A conifer plantation in Wentwood Forest

Wentwood Forest lies a few miles east of Newport, between the historical Roman town of Caerleon and the former Norman stronghold of Chepstow. Today Wentwood is the biggest woodland in southeast Wales and an anchor point for the proposed National Forest of Wales.

So, it made sense to begin my walking adventure here – mapping an imaginary route for the new National Forest. In fact, Wentwood Forest is part of the largest area of ancient woodland anywhere in Wales with a recorded history spanning over 1000 years – though there have been woods covering the area for many thousands more.

Its current parameters constitute just one small part of a vast ancient forest that once covered the land between the rivers Usk and Wye – a forest that was home to some of Wales’ earliest citizens – the Silurian Celts and their fabled mystical leaders, the Druids.

We know very little about how the Silures and their Druid caste lived. One of the only remaining legacies are the many burial mounds, cairns and standing stones dating back to the period when the Druids would have held sway over the Celtic communities.

An easy walk through Wentwood Forest

Before setting off through the forest I decided to climb nearby Gray Hill. It might well have been one of the most important Druidic sites in Wales. On its southern slope is a jagged set of standing stones that, according to antiquarians could be older than Stonehenge.

Today the stone circle is in serious disrepair and most of the stones are no longer standing. However, one famous local writer/historian had no doubt about Gray Hill’s spiritual importance.

His name was Fred Hando. From the 1920s until his death in 1970 Hando wrote more than 800 articles and several books about the history and folklore of this corner of Wales. He was fascinated by the stone circles, positing”

That the two stones inside the circle aligned to the spring solstice and claimed (completely without evidence of course): “when the ancient observers saw their stones in line with these horizon sunrises and sunsets they were able to advise their agricultural tribesmen what the seasons were. Such knowledge was power!”

Who knows quite how important Gray Hill was to the Druids. What I can tell you is that, today, it offers amazing views of the Severn estuary and the coastline running down from the Severn Bridge all the way to Newport, including the full expanse of the Gwent Levels and even the iconic transporter bridge that towers above Newport docks.

From Gray Hill I wandered east through the forest trails towards Curley Oak. This tree is the oldest in Wentwood. It is estimated to be more than 1000 years old and sits in a part of the forest that feels truly ancient.

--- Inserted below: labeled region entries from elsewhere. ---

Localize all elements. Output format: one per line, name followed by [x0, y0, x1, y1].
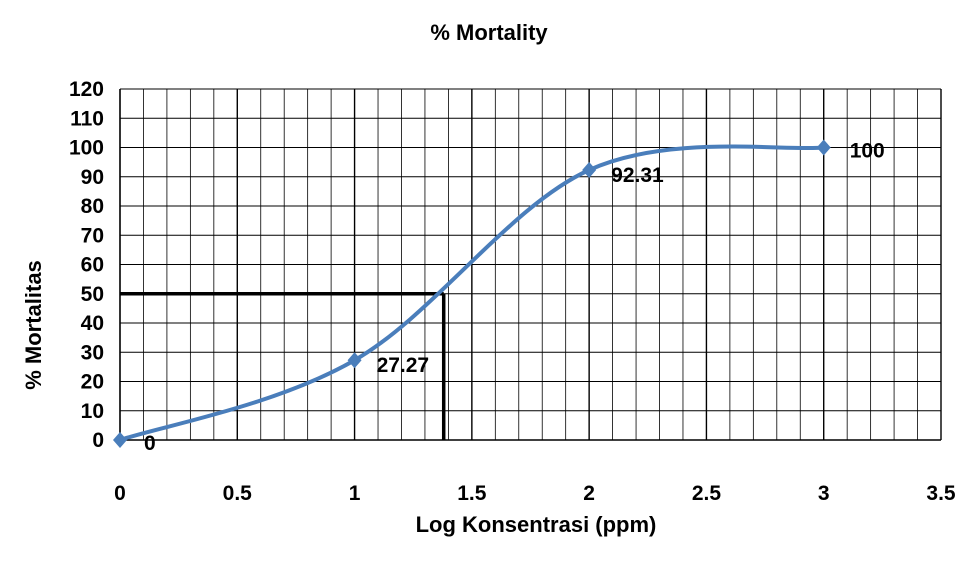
data-point-marker	[347, 352, 362, 369]
data-label: 27.27	[377, 354, 430, 377]
y-tick-label: 20	[81, 371, 104, 394]
y-tick-label: 120	[69, 78, 104, 101]
series-layer	[113, 139, 831, 448]
y-tick-label: 10	[81, 400, 104, 423]
data-label: 100	[850, 140, 885, 163]
series-line	[119, 144, 824, 442]
x-tick-label: 0.5	[223, 482, 253, 505]
reference-lines	[120, 292, 446, 440]
x-axis-title: Log Konsentrasi (ppm)	[416, 512, 657, 537]
chart-title: % Mortality	[430, 20, 548, 45]
y-tick-label: 0	[92, 429, 104, 452]
y-tick-labels: 0 10 20 30 40 50 60 70 80 90 100 110 120	[69, 78, 104, 452]
x-tick-labels: 0 0.5 1 1.5 2 2.5 3 3.5	[114, 482, 956, 505]
x-tick-label: 3.5	[926, 482, 956, 505]
y-axis-title: % Mortalitas	[21, 260, 46, 390]
y-tick-label: 60	[81, 254, 104, 277]
y-tick-label: 110	[70, 107, 104, 130]
data-label: 0	[144, 432, 156, 455]
y-tick-label: 90	[81, 166, 104, 189]
grid	[119, 88, 942, 441]
x-tick-label: 2.5	[692, 482, 722, 505]
x-tick-label: 1.5	[457, 482, 487, 505]
x-tick-label: 3	[818, 482, 830, 505]
data-point-marker	[113, 432, 127, 448]
data-label: 92.31	[611, 164, 664, 187]
x-tick-label: 2	[583, 482, 595, 505]
y-tick-label: 100	[69, 137, 104, 160]
data-point-marker	[582, 161, 597, 178]
y-tick-label: 80	[81, 195, 104, 218]
y-tick-label: 70	[81, 224, 104, 247]
x-tick-label: 1	[349, 482, 361, 505]
data-point-marker	[816, 139, 831, 156]
y-tick-label: 30	[81, 341, 104, 364]
x-tick-label: 0	[114, 482, 126, 505]
data-labels: 0 27.27 92.31 100	[144, 140, 885, 456]
y-tick-label: 40	[81, 312, 104, 335]
y-tick-label: 50	[81, 283, 104, 306]
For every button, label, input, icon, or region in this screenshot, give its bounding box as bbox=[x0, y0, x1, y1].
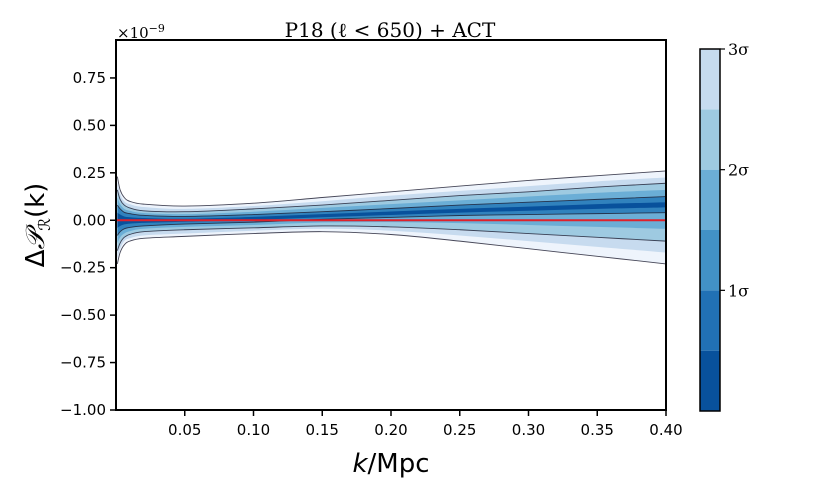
colorbar-level-4 bbox=[700, 109, 720, 170]
contour-4 bbox=[117, 196, 666, 217]
x-tick-label-4: 0.25 bbox=[443, 421, 476, 439]
colorbar-tick-label-2: 3σ bbox=[728, 40, 749, 59]
x-tick-label-3: 0.20 bbox=[374, 421, 407, 439]
band-4 bbox=[117, 196, 666, 236]
chart-title: P18 (ℓ < 650) + ACT bbox=[285, 18, 496, 42]
x-tick-label-6: 0.35 bbox=[581, 421, 614, 439]
colorbar-level-3 bbox=[700, 169, 720, 230]
contour-3 bbox=[116, 225, 666, 251]
plot-area bbox=[116, 170, 666, 265]
x-axis-unit: /Mpc bbox=[368, 449, 430, 479]
y-tick-label-7: −1.00 bbox=[60, 401, 106, 419]
colorbar-frame bbox=[699, 48, 721, 412]
x-axis-var: k bbox=[352, 449, 368, 479]
y-tick-label-5: −0.50 bbox=[60, 306, 106, 324]
offset-exponent: −9 bbox=[149, 22, 165, 35]
contour-5 bbox=[117, 212, 666, 236]
x-tick-label-1: 0.10 bbox=[237, 421, 270, 439]
x-tick-label-0: 0.05 bbox=[168, 421, 201, 439]
y-offset-text: ×10−9 bbox=[117, 22, 165, 42]
colorbar-tick-label-0: 1σ bbox=[728, 281, 749, 300]
y-tick-label-1: 0.50 bbox=[73, 116, 106, 134]
x-tick-label-2: 0.15 bbox=[306, 421, 339, 439]
contour-lines bbox=[116, 170, 666, 265]
colorbar-level-0 bbox=[700, 350, 720, 411]
y-tick-label-2: 0.25 bbox=[73, 164, 106, 182]
x-tick-label-7: 0.40 bbox=[649, 421, 682, 439]
x-axis-ticks: 0.05 0.10 0.15 0.20 0.25 0.30 0.35 0.40 bbox=[168, 410, 683, 439]
y-axis-ticks: 0.75 0.50 0.25 0.00 −0.25 −0.50 −0.75 −1.00 bbox=[60, 69, 116, 419]
y-axis-label: Δ𝒫ℛ(k) bbox=[21, 183, 54, 268]
colorbar-tick-label-1: 2σ bbox=[728, 161, 749, 180]
band-5 bbox=[117, 202, 666, 228]
offset-base: ×10 bbox=[117, 24, 149, 42]
y-tick-label-0: 0.75 bbox=[73, 69, 106, 87]
y-tick-label-3: 0.00 bbox=[73, 211, 106, 229]
svg-text:Δ𝒫ℛ(k): Δ𝒫ℛ(k) bbox=[21, 183, 54, 268]
colorbar-level-1 bbox=[700, 290, 720, 351]
contour-2 bbox=[116, 182, 666, 213]
contour-0 bbox=[116, 170, 666, 207]
contour-1 bbox=[116, 231, 666, 265]
colorbar bbox=[700, 49, 720, 411]
colorbar-level-2 bbox=[700, 230, 720, 291]
y-axis-delta: Δ bbox=[21, 249, 51, 267]
y-axis-arg: (k) bbox=[21, 183, 51, 218]
x-tick-label-5: 0.30 bbox=[512, 421, 545, 439]
y-axis-subscript: ℛ bbox=[35, 218, 54, 231]
y-tick-label-4: −0.25 bbox=[60, 259, 106, 277]
colorbar-level-5 bbox=[700, 49, 720, 110]
colorbar-ticks: 1σ 2σ 3σ bbox=[720, 40, 749, 300]
x-axis-label: k/Mpc bbox=[352, 449, 429, 479]
y-tick-label-6: −0.75 bbox=[60, 354, 106, 372]
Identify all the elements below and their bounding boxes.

Today, much of what we associate with Druids is the stuff of Celtic legends. The main reason we know so little is the lack of a paper trail. The Druids didn’t write down any of their philosophy, teachings or culture – apparently not because they couldn’t write but because they believed that learning through an oral tradition would both create the highest standards of knowledge and also stop that knowledge falling into the hands of their enemies. Indeed, scholars have speculated that it took between 12 and 20 years of study to attain the highest level of Druidic learning – much the way shamans today in the Amazon learn the ways of the forest and continue to pass it down through generations.

Curley Oak

What is clear from the earliest descriptions of these important people is a very strong connection to nature, the forests and one species of tree in particular – the oak. Greek scholars in the 2nd century BC first mention them and, later, Roman writers including Strabo and Pliny the Elder believed the name Druid was derived from the Greek word for oak – drus. Later Celtic etymologists reasoned that the word Druid actually meant oak knowledge. (You can learn more in the Reading List.)

Today, the trees that would have known the Druids’ secrets are long gone but in this old oak section of Wentwood, at least, you sense that the spirit of the forest is still alive.